PeproTech p16INK4a-TAT Polyclonal Antibody, PeproTech®, Invitrogen™

Beschreibung

AA Sequence of recombinant protein: EPAAGSSMEP SADWLATAAA RGRVEEVRAL LEAGALPNAP NSYGRRPIQV MMMGSARVAE LLLLHGAEPN CADPATLTRP VHDAAREGFL DTLVVLHRAG ARLDVRDAWG RLPVDLAEEL GHRDVARYLR AAAGGTRGSN HARIDAAEGP SDIPDGYGR KKRRQRRR. Preparation: Produced from sera of rabbits immunized with highly pure Recombinant Human p16-INK4a-TAT. Anti-Human p16-INK4a-TAT-specific antibody was purified by affinity chromatography employing an immobilized Human p16-INK4a-TAT matrix. Sandwich ELISA: To detect Human p16-INK4a-TAT by sandwich ELISA (using100 μL/well antibody solution), a concentration of 0.5-2.0 μg/mL of this antibody is required. This antigen affinity purified antibody, in conjunction with PeproTech Biotinylated Anti-Human p16-INK4a-TAT (500-P284TBt) as a detection antibody, allows the detection of at least 0.2-0.4 ng/well of Recombinant Human p16-INK4a-TAT. Western Blot: To detect Human p16-INK4a-TAT by Western Blot analysis this antibody can be used at a concentration of 0.1-0.2 μg/mL.When used in conjunction with compatible secondary reagents, the detection limit for Recombinant Human p16-INK4a-TAT is 1.5-3.0 ng/lane, under either reducing or non-reducing conditions.

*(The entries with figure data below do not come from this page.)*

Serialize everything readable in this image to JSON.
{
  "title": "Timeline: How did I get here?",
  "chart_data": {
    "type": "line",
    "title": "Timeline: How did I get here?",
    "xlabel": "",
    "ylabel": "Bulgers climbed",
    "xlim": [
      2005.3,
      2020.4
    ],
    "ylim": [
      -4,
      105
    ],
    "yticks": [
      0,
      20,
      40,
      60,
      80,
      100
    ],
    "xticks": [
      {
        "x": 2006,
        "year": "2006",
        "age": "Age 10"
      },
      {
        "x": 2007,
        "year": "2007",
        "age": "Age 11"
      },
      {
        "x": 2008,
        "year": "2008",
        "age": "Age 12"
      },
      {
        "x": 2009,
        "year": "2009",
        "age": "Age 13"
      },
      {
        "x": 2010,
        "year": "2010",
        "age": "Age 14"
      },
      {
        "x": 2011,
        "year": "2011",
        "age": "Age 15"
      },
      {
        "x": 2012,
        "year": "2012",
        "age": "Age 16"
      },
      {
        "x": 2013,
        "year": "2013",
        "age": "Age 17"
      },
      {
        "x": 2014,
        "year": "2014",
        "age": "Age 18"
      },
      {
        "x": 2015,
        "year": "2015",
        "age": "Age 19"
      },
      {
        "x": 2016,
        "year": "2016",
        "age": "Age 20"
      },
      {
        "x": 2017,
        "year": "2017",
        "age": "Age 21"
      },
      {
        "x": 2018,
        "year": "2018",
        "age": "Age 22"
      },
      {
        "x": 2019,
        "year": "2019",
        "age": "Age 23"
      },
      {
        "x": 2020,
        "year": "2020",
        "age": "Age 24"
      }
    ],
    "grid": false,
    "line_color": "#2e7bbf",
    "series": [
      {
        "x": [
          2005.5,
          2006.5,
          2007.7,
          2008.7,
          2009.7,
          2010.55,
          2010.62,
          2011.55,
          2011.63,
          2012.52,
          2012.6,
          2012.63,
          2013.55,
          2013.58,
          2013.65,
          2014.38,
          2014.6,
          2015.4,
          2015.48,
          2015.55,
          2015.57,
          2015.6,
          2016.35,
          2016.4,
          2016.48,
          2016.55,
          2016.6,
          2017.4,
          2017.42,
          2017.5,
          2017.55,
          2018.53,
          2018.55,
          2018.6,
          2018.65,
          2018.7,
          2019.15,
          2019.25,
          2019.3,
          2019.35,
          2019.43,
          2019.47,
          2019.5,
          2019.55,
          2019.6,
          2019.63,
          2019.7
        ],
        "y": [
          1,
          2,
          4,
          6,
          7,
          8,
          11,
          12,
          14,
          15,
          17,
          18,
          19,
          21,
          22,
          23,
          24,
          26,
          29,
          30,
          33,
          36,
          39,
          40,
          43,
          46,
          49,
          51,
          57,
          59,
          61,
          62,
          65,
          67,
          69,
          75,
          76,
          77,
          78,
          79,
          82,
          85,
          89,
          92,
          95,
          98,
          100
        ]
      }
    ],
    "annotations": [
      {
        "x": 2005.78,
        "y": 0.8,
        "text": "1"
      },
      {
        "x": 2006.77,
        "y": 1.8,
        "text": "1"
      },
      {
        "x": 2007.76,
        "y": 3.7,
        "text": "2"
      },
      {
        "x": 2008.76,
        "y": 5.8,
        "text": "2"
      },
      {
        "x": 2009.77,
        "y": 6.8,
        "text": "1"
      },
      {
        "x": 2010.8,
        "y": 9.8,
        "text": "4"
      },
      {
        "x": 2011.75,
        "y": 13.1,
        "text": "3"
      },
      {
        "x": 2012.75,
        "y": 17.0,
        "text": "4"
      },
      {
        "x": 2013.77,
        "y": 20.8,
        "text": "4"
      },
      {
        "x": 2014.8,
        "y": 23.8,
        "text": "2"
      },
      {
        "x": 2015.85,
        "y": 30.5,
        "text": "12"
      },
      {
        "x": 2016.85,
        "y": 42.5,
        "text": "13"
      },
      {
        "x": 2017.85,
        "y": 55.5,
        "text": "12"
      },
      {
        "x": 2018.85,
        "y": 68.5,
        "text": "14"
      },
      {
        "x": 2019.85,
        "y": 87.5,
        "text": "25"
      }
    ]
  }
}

p16-INK4a is a nuclear protein that regulates the cell cycle by inhibiting cyclin-dependent kinase-4 (CDK4) and CDK6. p16-INK4a inhibits CDK activity by binding to the CDK molecules in a manner that interferes with their ability to interact with cyclin D. This activity has the effect of suppressing tumor formation and growth, and of inducing replicative senescence in various normal cells, including stem cells. The expression of p16-INK4a steadily increases with age, and tends to accumulate in stem cell compartments. The deletion, rearrangement, or mutation of the p16-INK4a gene is frequently found in melanomas, as well as in certain other types of cancer. p16-INK4a and other transcription factors have been introduced into cells by DNA transfection, viral infection, or microinjection. Protein transduction using TAT fusion proteins represents an alternative methodology for introducing transcription factors and other nuclear proteins into primary, as well as transformed, cells.